Tversky Searches
Run a Tversky search. The Tversky similarity coefficient is a generalization of the Tanimoto coefficient that allows asymmetric weighting between query and reference fingerprints.
Using a
and b
Parameters
The a
and b
parameters in the tversky
function control the weighting of the query and reference fingerprints, respectively. Adjusting these values allows you to fine-tune the similarity measure to emphasize different aspects of the fingerprints. For example, setting a
to a higher value than b
will give more weight to the query fingerprint.
Use the FPSim2Engine.tversky
function to run a Tversky search.
from FPSim2 import FPSim2Engine
fp_filename = 'chembl_35_v0.6.0.h5'
fpe = FPSim2Engine(fp_filename)
query = 'CC(=O)Oc1ccccc1C(=O)O'
results = fpe.tversky(query, threshold=0.7, a=0.7, b=0.3, n_workers=1)
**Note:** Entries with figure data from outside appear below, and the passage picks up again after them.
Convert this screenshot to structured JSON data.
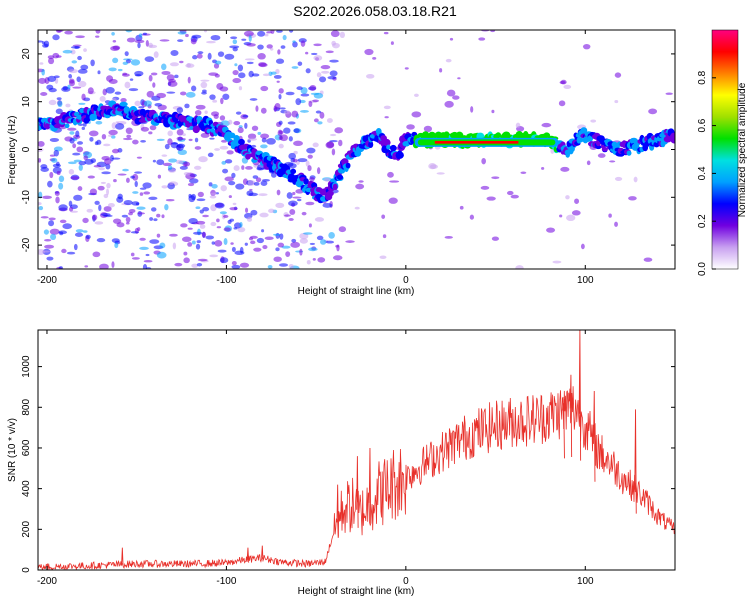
{
  "title": "S202.2026.058.03.18.R21",
  "chart_data": [
    {
      "type": "heatmap",
      "name": "spectrogram",
      "xlabel": "Height of straight line (km)",
      "ylabel": "Frequency (Hz)",
      "xlim": [
        -205,
        150
      ],
      "ylim": [
        -25,
        25
      ],
      "xticks": [
        -200,
        -100,
        0,
        100
      ],
      "yticks": [
        -20,
        -10,
        0,
        10,
        20
      ],
      "ridge": {
        "x": [
          -200,
          -180,
          -160,
          -150,
          -130,
          -110,
          -100,
          -90,
          -80,
          -70,
          -60,
          -50,
          -45,
          -40,
          -35,
          -30,
          -25,
          -20,
          -15,
          -10,
          -5,
          0,
          10,
          30,
          60,
          80,
          90,
          95,
          100,
          110,
          120,
          130,
          140,
          150
        ],
        "frequency_hz": [
          5,
          7,
          9,
          7,
          6,
          5,
          3,
          0,
          -2,
          -4,
          -6,
          -9,
          -10,
          -7,
          -4,
          -1,
          1,
          2,
          3,
          0,
          -1,
          2,
          2,
          2,
          2,
          2,
          0,
          2,
          3,
          1,
          0,
          1,
          2,
          3
        ]
      },
      "plateau": {
        "x": [
          5,
          85
        ],
        "frequency_hz": 1.5
      },
      "colorbar": {
        "label": "Normalized spectral amplitude",
        "range": [
          0,
          1
        ],
        "ticks": [
          "0.0",
          "0.2",
          "0.4",
          "0.6",
          "0.8"
        ],
        "colors": [
          "#ffffff",
          "#c8a0f0",
          "#7000e0",
          "#0000ff",
          "#00a0ff",
          "#00e0e0",
          "#00e000",
          "#a0e000",
          "#ffff00",
          "#ff8000",
          "#ff0000",
          "#ff0080"
        ]
      }
    },
    {
      "type": "line",
      "name": "snr",
      "xlabel": "Height of straight line (km)",
      "ylabel": "SNR (10 * v/v)",
      "xlim": [
        -205,
        150
      ],
      "ylim": [
        0,
        1180
      ],
      "xticks": [
        -200,
        -100,
        0,
        100
      ],
      "yticks": [
        0,
        200,
        400,
        600,
        800,
        1000
      ],
      "color": "#e8302a",
      "envelope": {
        "x": [
          -205,
          -180,
          -150,
          -120,
          -100,
          -90,
          -80,
          -70,
          -55,
          -45,
          -40,
          -35,
          -30,
          -25,
          -20,
          -15,
          -10,
          -5,
          0,
          10,
          20,
          30,
          40,
          50,
          60,
          70,
          80,
          90,
          95,
          100,
          105,
          110,
          115,
          120,
          125,
          130,
          135,
          140,
          145,
          150
        ],
        "snr": [
          15,
          20,
          30,
          30,
          35,
          50,
          60,
          40,
          30,
          40,
          190,
          300,
          320,
          280,
          330,
          380,
          400,
          440,
          460,
          520,
          580,
          640,
          680,
          710,
          730,
          740,
          760,
          790,
          800,
          720,
          620,
          560,
          520,
          460,
          420,
          380,
          330,
          270,
          230,
          200
        ]
      },
      "spikes": [
        {
          "x": -158,
          "snr": 110
        },
        {
          "x": -88,
          "snr": 110
        },
        {
          "x": -80,
          "snr": 120
        },
        {
          "x": -38,
          "snr": 420
        },
        {
          "x": -27,
          "snr": 560
        },
        {
          "x": -20,
          "snr": 600
        },
        {
          "x": 97,
          "snr": 1180
        },
        {
          "x": 92,
          "snr": 960
        },
        {
          "x": 88,
          "snr": 820
        },
        {
          "x": 105,
          "snr": 880
        },
        {
          "x": 128,
          "snr": 790
        }
      ]
    }
  ]
}
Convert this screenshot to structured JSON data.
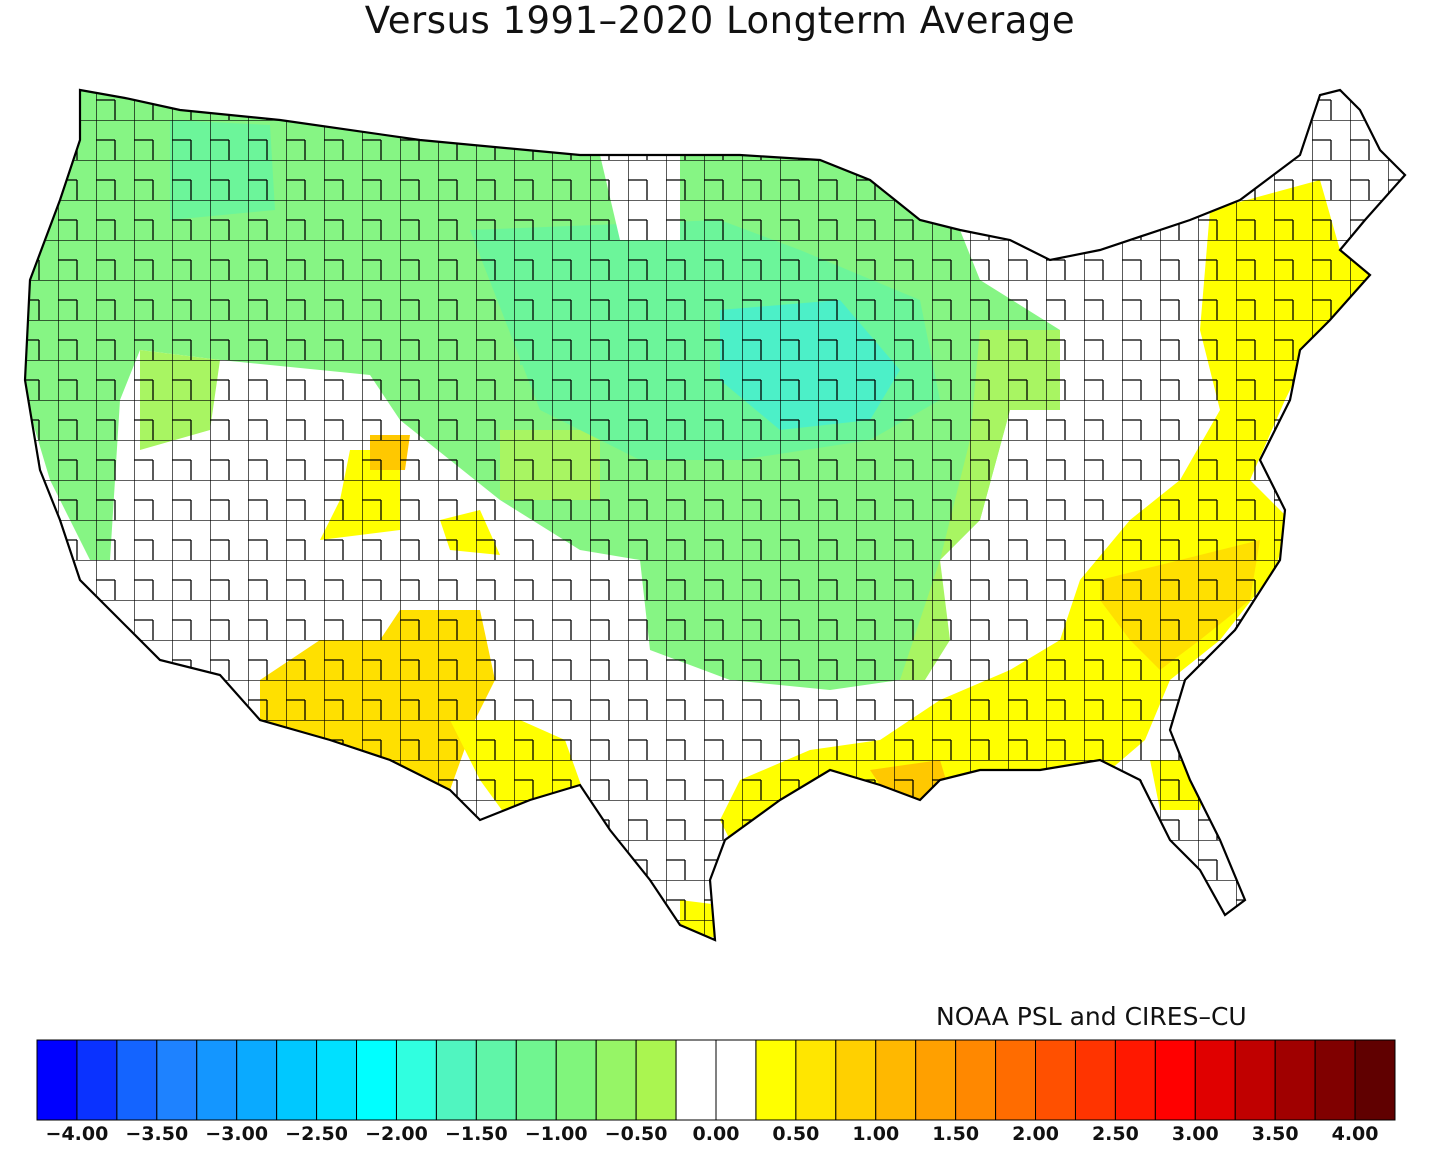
{
  "title": "Versus 1991–2020 Longterm Average",
  "credit": "NOAA PSL and CIRES–CU",
  "colors": {
    "strong_neg": "#4cf0c8",
    "mid_neg": "#6cf59a",
    "weak_neg": "#86f584",
    "light_neg": "#a8f562",
    "neutral": "#ffffff",
    "weak_pos": "#ffff00",
    "mid_pos": "#ffe000",
    "strong_pos": "#ffc800",
    "border": "#000000"
  },
  "colorbar": {
    "colors": [
      "#0000ff",
      "#0a32ff",
      "#1464ff",
      "#1e82ff",
      "#1496ff",
      "#0aaaff",
      "#00c8ff",
      "#00e0ff",
      "#00ffff",
      "#30ffe0",
      "#50f5c0",
      "#60f5a8",
      "#70f590",
      "#80f57c",
      "#96f566",
      "#aaf550",
      "#ffffff",
      "#ffffff",
      "#ffff00",
      "#ffe600",
      "#ffd000",
      "#ffb800",
      "#ffa000",
      "#ff8800",
      "#ff6c00",
      "#ff5000",
      "#ff3400",
      "#ff1800",
      "#ff0000",
      "#e00000",
      "#c00000",
      "#a00000",
      "#800000",
      "#600000"
    ],
    "tick_labels": [
      "−4.00",
      "−3.50",
      "−3.00",
      "−2.50",
      "−2.00",
      "−1.50",
      "−1.00",
      "−0.50",
      "0.00",
      "0.50",
      "1.00",
      "1.50",
      "2.00",
      "2.50",
      "3.00",
      "3.50",
      "4.00"
    ],
    "tick_values": [
      -4.0,
      -3.5,
      -3.0,
      -2.5,
      -2.0,
      -1.5,
      -1.0,
      -0.5,
      0.0,
      0.5,
      1.0,
      1.5,
      2.0,
      2.5,
      3.0,
      3.5,
      4.0
    ],
    "range": [
      -4.25,
      4.25
    ]
  }
}
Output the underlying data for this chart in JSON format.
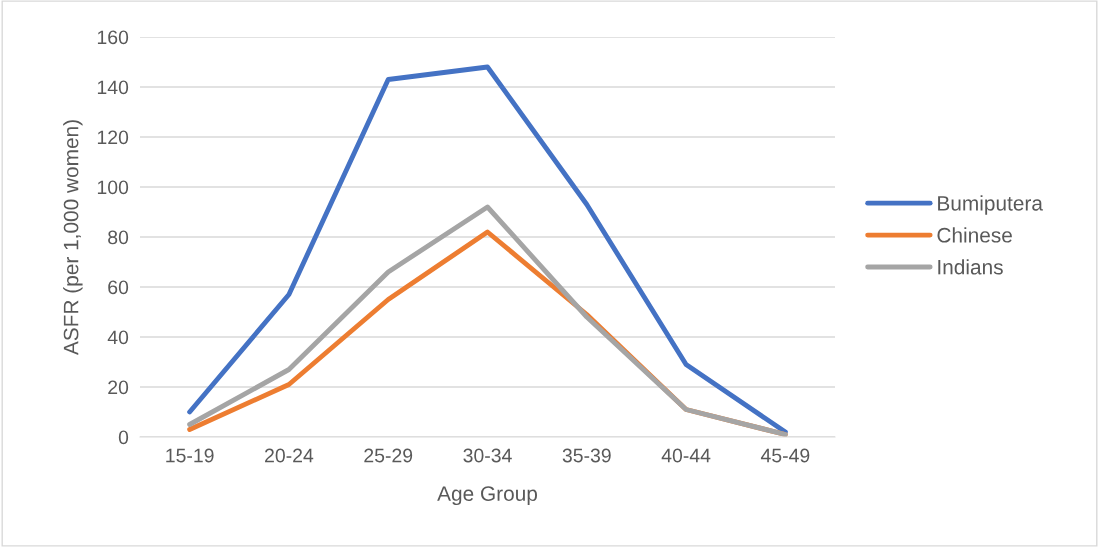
{
  "chart_data": {
    "type": "line",
    "xlabel": "Age Group",
    "ylabel": "ASFR (per 1,000 women)",
    "categories": [
      "15-19",
      "20-24",
      "25-29",
      "30-34",
      "35-39",
      "40-44",
      "45-49"
    ],
    "series": [
      {
        "name": "Bumiputera",
        "color": "#4472c4",
        "values": [
          10,
          57,
          143,
          148,
          93,
          29,
          2
        ]
      },
      {
        "name": "Chinese",
        "color": "#ed7d31",
        "values": [
          3,
          21,
          55,
          82,
          49,
          11,
          1
        ]
      },
      {
        "name": "Indians",
        "color": "#a5a5a5",
        "values": [
          5,
          27,
          66,
          92,
          48,
          11,
          1
        ]
      }
    ],
    "ylim": [
      0,
      160
    ],
    "yticks": [
      0,
      20,
      40,
      60,
      80,
      100,
      120,
      140,
      160
    ],
    "grid": "y",
    "legend": "right",
    "marker": "none",
    "line_style": "solid"
  }
}
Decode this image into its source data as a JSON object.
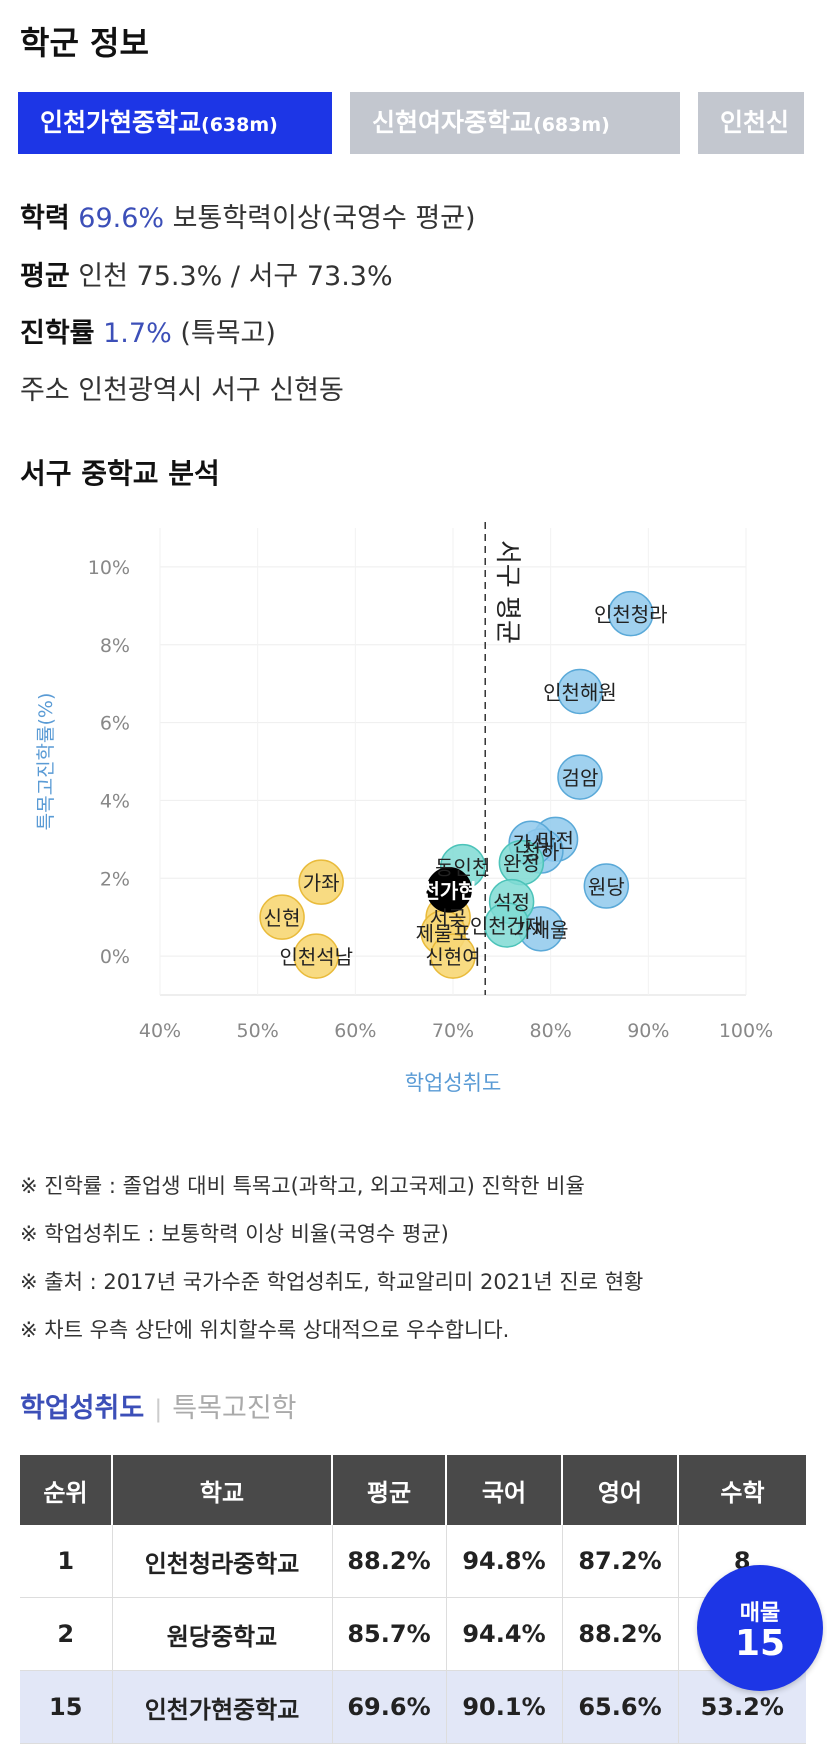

Use the FPSim2Engine.on_disk_tversky
function to run Tversky searches on disk. This method is much slower but suitable when working with databases larger than available RAM. To use ONLY if the dataset doesn't fit in memory.
from FPSim2 import FPSim2Engine
fp_filename = 'chembl_35_v0.6.0.h5'
fpe = FPSim2Engine(fp_filename, in_memory_fps=False)
query = 'CC(=O)Oc1ccccc1C(=O)O'
results = fpe.on_disk_tversky(query, threshold=0.7, a=0.7, b=0.3)
Parallel Processing
The n_workers
parameter can be used to split a single query into multiple threads to speed up the search.
This is especially useful when searching large datasets.